I never should have brought him here.
God. This was terrible.
So wrong.
Jack didn’t deserve to get embroiled in our mess.
“Good night,” I murmured to him, hoping he heard my apology.
Because I was no cheater, and I knew what Jack was thinking. Sorrow gripped me by the throat because that was the last thing I wanted to do—hurt someone I cared about.
Hell, I didn’t want to hurt a soul.
But sometimes life was complicated and messy and there were casualties, no matter how hard we tried to keep it from happening.
Jack gave my hand a little tug.
An appeal.
I dipped down and kissed his temple.
It wasn’t an affirmation of us.
It was an apology.
Then it was Carly who was tugging at my hand. “Come on, I need to pee. You need to hold the flashlight because there is no way I’m going out in those woods by myself. There might be bears or snakes or spiders out there. Or maybe there might be a Josiah. That would be a real horror story.”
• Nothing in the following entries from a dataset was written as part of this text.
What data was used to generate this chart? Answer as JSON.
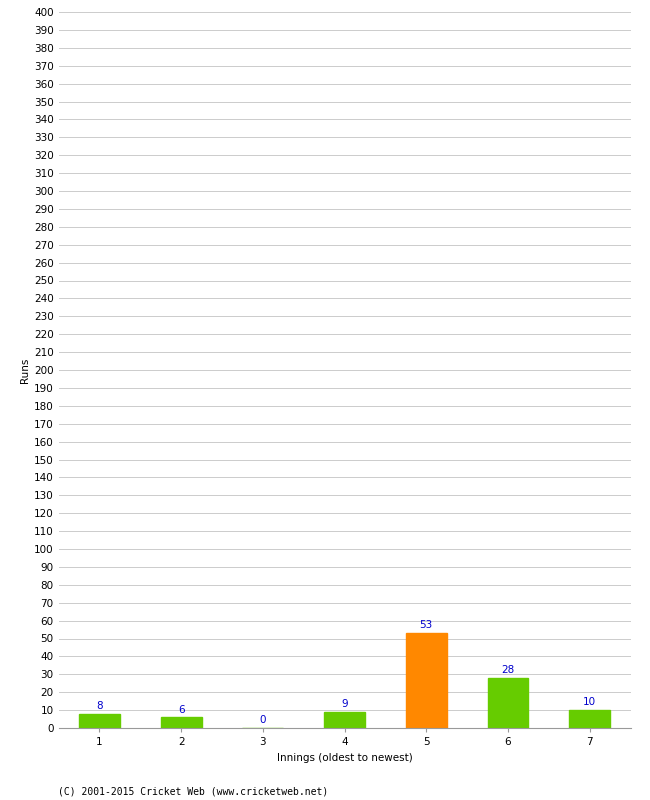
{
  "xlabel": "Innings (oldest to newest)",
  "ylabel": "Runs",
  "categories": [
    "1",
    "2",
    "3",
    "4",
    "5",
    "6",
    "7"
  ],
  "values": [
    8,
    6,
    0,
    9,
    53,
    28,
    10
  ],
  "bar_colors": [
    "#66cc00",
    "#66cc00",
    "#66cc00",
    "#66cc00",
    "#ff8800",
    "#66cc00",
    "#66cc00"
  ],
  "label_color": "#0000cc",
  "ylim": [
    0,
    400
  ],
  "yticks": [
    0,
    10,
    20,
    30,
    40,
    50,
    60,
    70,
    80,
    90,
    100,
    110,
    120,
    130,
    140,
    150,
    160,
    170,
    180,
    190,
    200,
    210,
    220,
    230,
    240,
    250,
    260,
    270,
    280,
    290,
    300,
    310,
    320,
    330,
    340,
    350,
    360,
    370,
    380,
    390,
    400
  ],
  "background_color": "#ffffff",
  "grid_color": "#cccccc",
  "footer": "(C) 2001-2015 Cricket Web (www.cricketweb.net)",
  "bar_width": 0.5,
  "label_fontsize": 7.5,
  "axis_fontsize": 7.5,
  "ylabel_fontsize": 7.5,
  "xlabel_fontsize": 7.5,
  "footer_fontsize": 7
}
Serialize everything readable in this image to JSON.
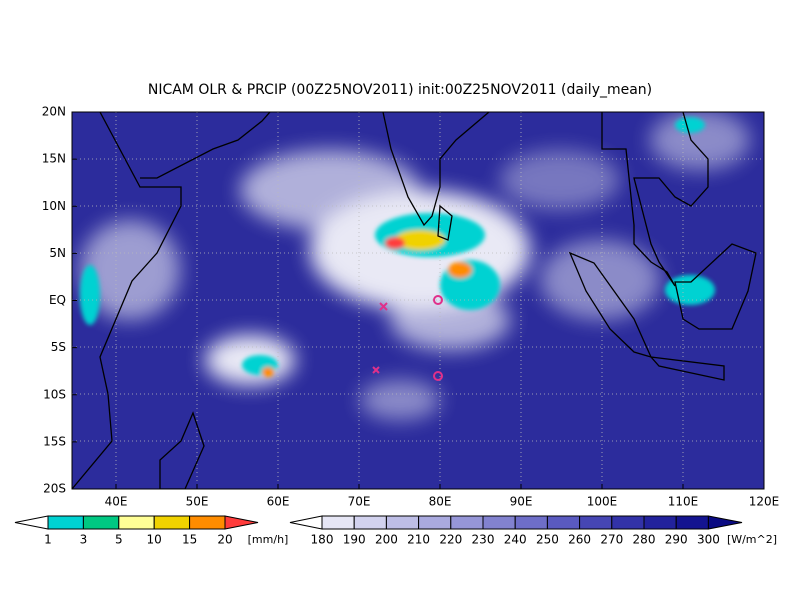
{
  "title": "NICAM OLR & PRCIP (00Z25NOV2011) init:00Z25NOV2011 (daily_mean)",
  "lat_labels": [
    "20N",
    "15N",
    "10N",
    "5N",
    "EQ",
    "5S",
    "10S",
    "15S",
    "20S"
  ],
  "lon_labels": [
    "40E",
    "50E",
    "60E",
    "70E",
    "80E",
    "90E",
    "100E",
    "110E",
    "120E"
  ],
  "precip_colorbar": {
    "labels": [
      "1",
      "3",
      "5",
      "10",
      "15",
      "20"
    ],
    "unit": "[mm/h]",
    "colors": [
      "#ffffff",
      "#00d2d2",
      "#00c882",
      "#ffff96",
      "#f0d200",
      "#ff8c00",
      "#ff3c3c"
    ]
  },
  "olr_colorbar": {
    "labels": [
      "180",
      "190",
      "200",
      "210",
      "220",
      "230",
      "240",
      "250",
      "260",
      "270",
      "280",
      "290",
      "300"
    ],
    "unit": "[W/m^2]",
    "colors": [
      "#ffffff",
      "#e6e6f5",
      "#d2d2ee",
      "#bebee6",
      "#aaaadf",
      "#9696d7",
      "#8282cf",
      "#6e6ec8",
      "#5a5ac0",
      "#4646b4",
      "#3232a8",
      "#22229c",
      "#141490",
      "#0a0a82"
    ]
  }
}
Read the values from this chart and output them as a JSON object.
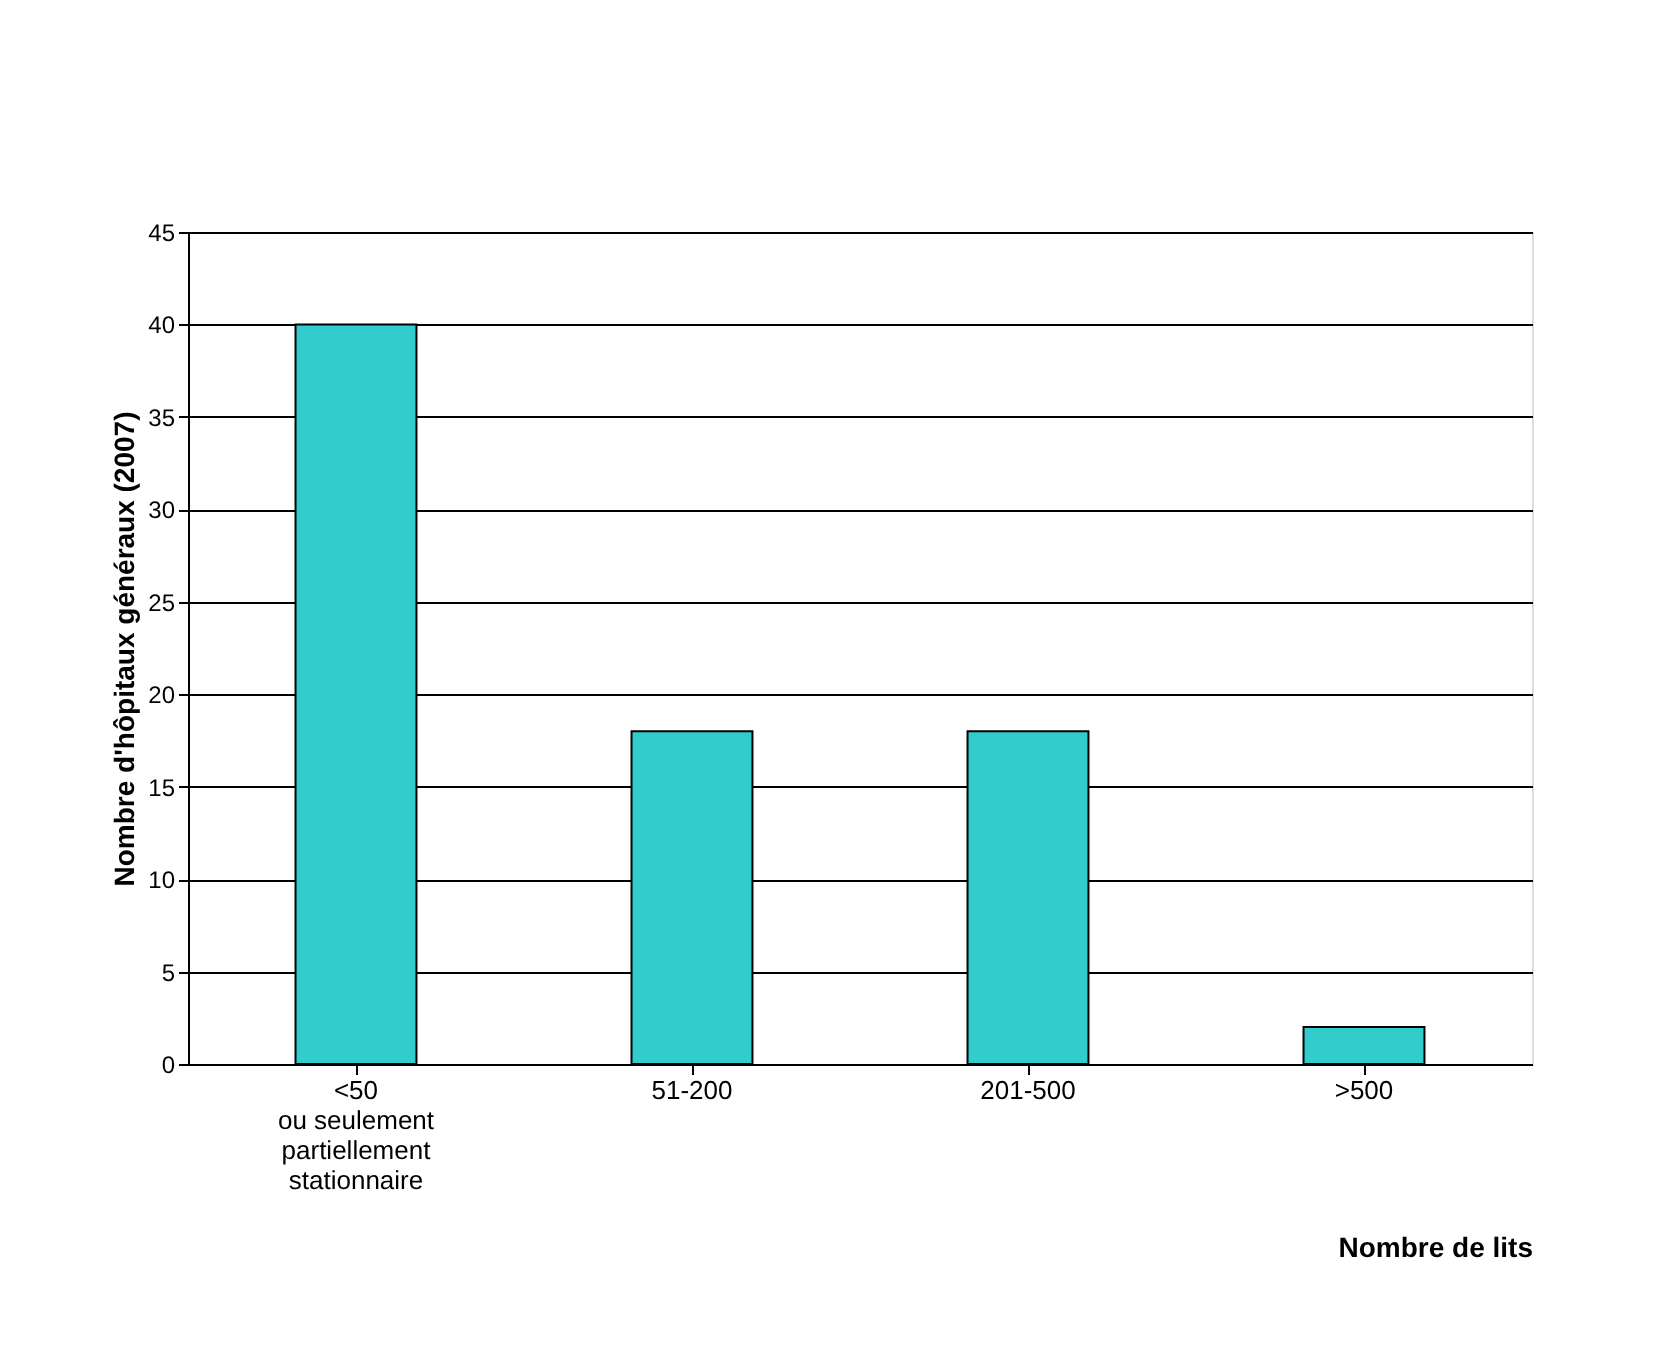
{
  "chart_data": {
    "type": "bar",
    "categories": [
      "<50\nou seulement\npartiellement\nstationnaire",
      "51-200",
      "201-500",
      ">500"
    ],
    "values": [
      40,
      18,
      18,
      2
    ],
    "color": "#33cccc",
    "xlabel": "Nombre de lits",
    "ylabel": "Nombre d'hôpitaux généraux (2007)",
    "ylim": [
      0,
      45
    ],
    "yticks": [
      0,
      5,
      10,
      15,
      20,
      25,
      30,
      35,
      40,
      45
    ],
    "grid": "y"
  }
}
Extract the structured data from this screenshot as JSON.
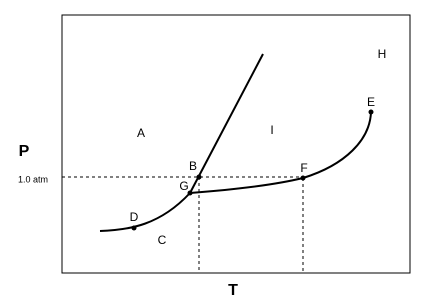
{
  "axes": {
    "y_label": "P",
    "x_label": "T",
    "pressure_label": "1.0 atm"
  },
  "labels": [
    "A",
    "B",
    "C",
    "D",
    "E",
    "F",
    "G",
    "H",
    "I"
  ]
}
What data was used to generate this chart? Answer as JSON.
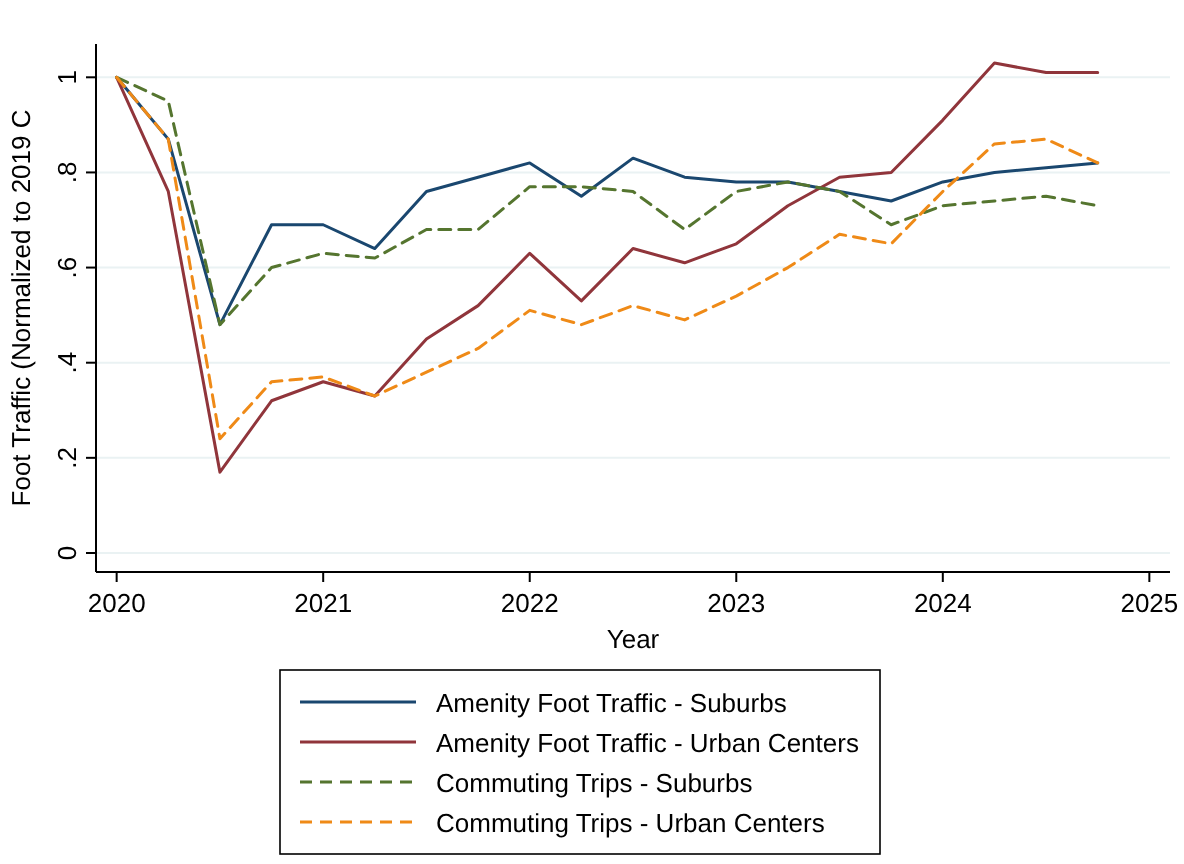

“Hey, I heard that,” he cried, and everyone laughed, all except for me and Evan who I could still feel watching me.
The overpowering force of the boy hunting me down as I twisted out of Jack’s hold. I didn’t look back as I followed Carly over to our things set up by our tent. She grabbed a flashlight, and we waded out into the spindly forest that had become nothing but howling trees and the tranquil sounds of the night.
Once we got out of earshot, Carly spun around. Before she could say anything, the words tumbled out, “I told you I shouldn’t come. I knew this was going to be a disaster.”